REVOLUCION EN LA IGLESIA Y LA IGLESIA EN LA REVOLUCION (1810) 

Gustavo Ernesto Demarchi 

· Revolución en la Iglesia y la Iglesia en la Revolución (1810) 

A don Benito Lué y Riega, obispo de Buenos Aires, le causó un gran disgusto la negativa por parte de la Junta Provisional de autorizarlo efectuar una visita pastoral a los establecimientos eclesiásticos de la diócesis a su cargo. Sus motivos tenía el flamante gobierno patrio para impedir el periplo, en apariencia, de rutina: Lué era un realista consumado que había desaprobado públicamente los cambios institucionales surgidos el 25 de mayo de 1810. Por ello, la Junta temía que el obispo, excediéndose en su misión evangélica, aprovechara la salida de la capital para viajar a Montevideo y unirse a los sectores pro españoles que conspiraban allí. Pero el hecho que cruzara el Río de la Plata con dicho objetivo o no, de por sí ya constituía un peligro para la revolución en marcha, porque un dignatario de la Iglesia podría utilizar su poderosa influencia apostólica para incentivar, en parroquias, iglesias, conventos y cabildos del interior, la desobediencia a la nueva autoridad criolla. Por eso no dudaron en decretar la inmovilidad forzosa del alto prelado, que dos años después murió en extrañas circunstancias.

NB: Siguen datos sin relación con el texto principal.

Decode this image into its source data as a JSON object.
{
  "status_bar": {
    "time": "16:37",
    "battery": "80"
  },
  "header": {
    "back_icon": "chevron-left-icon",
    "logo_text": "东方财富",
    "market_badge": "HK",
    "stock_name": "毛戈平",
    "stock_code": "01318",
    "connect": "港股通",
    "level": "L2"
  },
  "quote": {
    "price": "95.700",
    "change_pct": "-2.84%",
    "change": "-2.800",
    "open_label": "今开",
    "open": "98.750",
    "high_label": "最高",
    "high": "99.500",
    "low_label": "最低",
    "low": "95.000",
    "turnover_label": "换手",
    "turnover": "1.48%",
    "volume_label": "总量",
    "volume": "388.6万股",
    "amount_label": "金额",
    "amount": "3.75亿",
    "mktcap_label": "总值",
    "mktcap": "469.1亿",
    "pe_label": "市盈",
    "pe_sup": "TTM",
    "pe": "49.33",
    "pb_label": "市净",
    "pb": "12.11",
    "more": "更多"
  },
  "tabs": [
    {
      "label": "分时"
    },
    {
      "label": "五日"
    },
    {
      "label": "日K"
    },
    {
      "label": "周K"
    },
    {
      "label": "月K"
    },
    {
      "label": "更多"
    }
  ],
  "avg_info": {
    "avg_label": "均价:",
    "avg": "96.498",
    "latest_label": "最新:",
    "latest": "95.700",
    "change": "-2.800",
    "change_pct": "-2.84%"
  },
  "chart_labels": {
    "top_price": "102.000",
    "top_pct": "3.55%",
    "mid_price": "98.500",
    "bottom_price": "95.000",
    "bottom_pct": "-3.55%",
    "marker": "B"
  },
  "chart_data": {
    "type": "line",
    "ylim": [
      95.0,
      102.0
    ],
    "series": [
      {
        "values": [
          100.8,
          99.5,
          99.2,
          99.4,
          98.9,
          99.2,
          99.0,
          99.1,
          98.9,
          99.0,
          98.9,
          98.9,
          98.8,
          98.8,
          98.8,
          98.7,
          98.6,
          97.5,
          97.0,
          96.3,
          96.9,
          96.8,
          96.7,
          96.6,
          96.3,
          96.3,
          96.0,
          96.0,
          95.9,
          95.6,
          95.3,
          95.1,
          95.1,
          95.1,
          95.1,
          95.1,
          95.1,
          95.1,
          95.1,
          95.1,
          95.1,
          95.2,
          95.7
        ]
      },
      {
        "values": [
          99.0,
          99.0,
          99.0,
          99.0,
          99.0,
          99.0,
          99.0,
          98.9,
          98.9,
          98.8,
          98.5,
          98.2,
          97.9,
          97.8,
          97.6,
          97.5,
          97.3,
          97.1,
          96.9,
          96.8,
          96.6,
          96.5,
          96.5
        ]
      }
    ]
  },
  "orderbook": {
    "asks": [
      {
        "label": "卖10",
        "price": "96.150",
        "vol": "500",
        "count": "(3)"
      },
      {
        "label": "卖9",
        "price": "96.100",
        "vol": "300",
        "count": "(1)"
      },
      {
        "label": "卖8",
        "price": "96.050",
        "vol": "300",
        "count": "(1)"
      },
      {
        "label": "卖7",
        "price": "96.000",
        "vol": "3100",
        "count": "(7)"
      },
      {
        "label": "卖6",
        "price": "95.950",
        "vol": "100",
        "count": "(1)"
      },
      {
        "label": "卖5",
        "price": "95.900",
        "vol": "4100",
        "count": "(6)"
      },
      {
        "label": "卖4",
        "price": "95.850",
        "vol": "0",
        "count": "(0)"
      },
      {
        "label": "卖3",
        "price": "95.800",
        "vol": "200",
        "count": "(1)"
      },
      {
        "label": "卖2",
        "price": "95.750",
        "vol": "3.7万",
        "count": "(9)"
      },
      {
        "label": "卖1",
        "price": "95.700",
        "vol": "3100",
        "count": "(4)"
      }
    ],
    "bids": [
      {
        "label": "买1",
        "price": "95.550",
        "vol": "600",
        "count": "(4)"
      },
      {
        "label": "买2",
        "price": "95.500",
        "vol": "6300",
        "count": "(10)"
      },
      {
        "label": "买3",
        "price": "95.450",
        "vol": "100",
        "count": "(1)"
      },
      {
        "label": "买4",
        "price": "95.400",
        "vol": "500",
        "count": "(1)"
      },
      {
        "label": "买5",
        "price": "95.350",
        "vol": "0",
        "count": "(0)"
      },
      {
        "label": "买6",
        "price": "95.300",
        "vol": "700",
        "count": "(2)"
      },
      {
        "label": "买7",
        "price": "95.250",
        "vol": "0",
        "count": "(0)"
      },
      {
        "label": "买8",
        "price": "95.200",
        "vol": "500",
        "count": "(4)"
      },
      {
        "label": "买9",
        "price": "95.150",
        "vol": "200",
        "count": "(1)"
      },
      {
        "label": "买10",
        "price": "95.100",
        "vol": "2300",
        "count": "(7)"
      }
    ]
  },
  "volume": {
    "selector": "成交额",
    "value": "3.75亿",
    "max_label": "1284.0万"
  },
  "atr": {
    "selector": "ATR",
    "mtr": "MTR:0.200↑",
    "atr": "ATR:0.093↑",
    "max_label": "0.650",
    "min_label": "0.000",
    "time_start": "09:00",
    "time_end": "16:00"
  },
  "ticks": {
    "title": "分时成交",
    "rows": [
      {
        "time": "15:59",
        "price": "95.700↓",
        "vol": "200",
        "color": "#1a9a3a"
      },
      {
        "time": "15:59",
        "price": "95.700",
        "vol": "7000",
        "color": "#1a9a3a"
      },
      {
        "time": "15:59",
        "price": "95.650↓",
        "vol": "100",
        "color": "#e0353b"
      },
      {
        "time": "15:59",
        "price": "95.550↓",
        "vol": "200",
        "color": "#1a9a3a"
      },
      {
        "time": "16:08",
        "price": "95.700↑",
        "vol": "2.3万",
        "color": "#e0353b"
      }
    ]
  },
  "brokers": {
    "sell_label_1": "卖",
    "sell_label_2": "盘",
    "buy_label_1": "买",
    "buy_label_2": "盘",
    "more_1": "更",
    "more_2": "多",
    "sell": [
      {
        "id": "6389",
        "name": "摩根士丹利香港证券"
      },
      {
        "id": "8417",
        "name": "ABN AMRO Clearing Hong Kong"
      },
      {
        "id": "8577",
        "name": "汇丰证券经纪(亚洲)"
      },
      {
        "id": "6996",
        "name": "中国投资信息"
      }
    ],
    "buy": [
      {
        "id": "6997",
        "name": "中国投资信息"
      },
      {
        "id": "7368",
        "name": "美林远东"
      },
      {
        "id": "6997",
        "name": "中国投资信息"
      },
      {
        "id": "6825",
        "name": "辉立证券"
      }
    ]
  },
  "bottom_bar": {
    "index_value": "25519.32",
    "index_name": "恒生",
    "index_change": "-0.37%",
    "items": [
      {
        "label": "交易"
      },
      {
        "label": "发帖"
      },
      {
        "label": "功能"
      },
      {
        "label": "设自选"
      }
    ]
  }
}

Fray Martín Joaquín de Oliden tuvo mejor suerte, ya que al poco tiempo del estallido revolucionario pudo huir a Montevideo, donde rindió un informe a las autoridades españolas sobre la situación interna del clero porteño. José María Salazar, comandante del apostadero naval de la Real Armada, recogió en una carta el testimonio del fraile que se había fugado a tiempo de la convulsionada Buenos Aires: “...me dice que el partido por la independencia es grandísimo y cada día se alimenta con la protección de los ingleses y demás extranjeros...; que los que más se distinguen escandalosamente a favor de la Junta son los conventos de la Merced, y dominicos; que también en el de San Francisco hay un partido grandísimo, pero no tan descaradamente pronunciado... No hay un cuerpo que no esté contagiado, y corrompidas sus costumbres religiosas y morales; la milicia, clero secular y regular, cabildos eclesiásticos y seculares, todos lo están más o menos, y todos están también tocados de la manía de la Independencia...” 

La epístola del ofuscado almirante refleja con elocuencia lo que estaba pasando en Buenos Aires. Salvo el obispo y alguno que otro dignatario superior, la mayoría de los curas, clérigos y párrocos había adherido a la Revolución; algunos de ellos asumiendo un activo protagonismo político y militar; los más, convirtiendo el púlpito en medio de difusión y tribuna de proselitismo a favor del proyecto patriota. 

La campiña de la Banda Oriental, por su parte, no obstante el núcleo realista instalado en la ciudad de Montevideo, se había transformado en un hervidero de curas rebeldes, incluso algunos de ellos alzados en armas desde los primeros días. Entre los más decididos independentistas de sotana se destacó Tomás Xavier Gomensoro, párroco rural de Soriano, quien se convirtió en entusiasta agitador; además, tuvo la divertida ocurrencia –y la audacia, por cierto- de consignar, en el folio correspondiente al año 10 del libro de “Partidas de Defunciones” de la capilla a su cargo, “el fallecimiento del régimen español en América”. Otros activos insurgentes orientales fueron los hermanos Gregorio y Valentín Gómez, curas de las parroquias de Canelones y San José respectivamente, de destacada actuación en la batalla de Las Piedras (1811) bajo el mando de Artigas.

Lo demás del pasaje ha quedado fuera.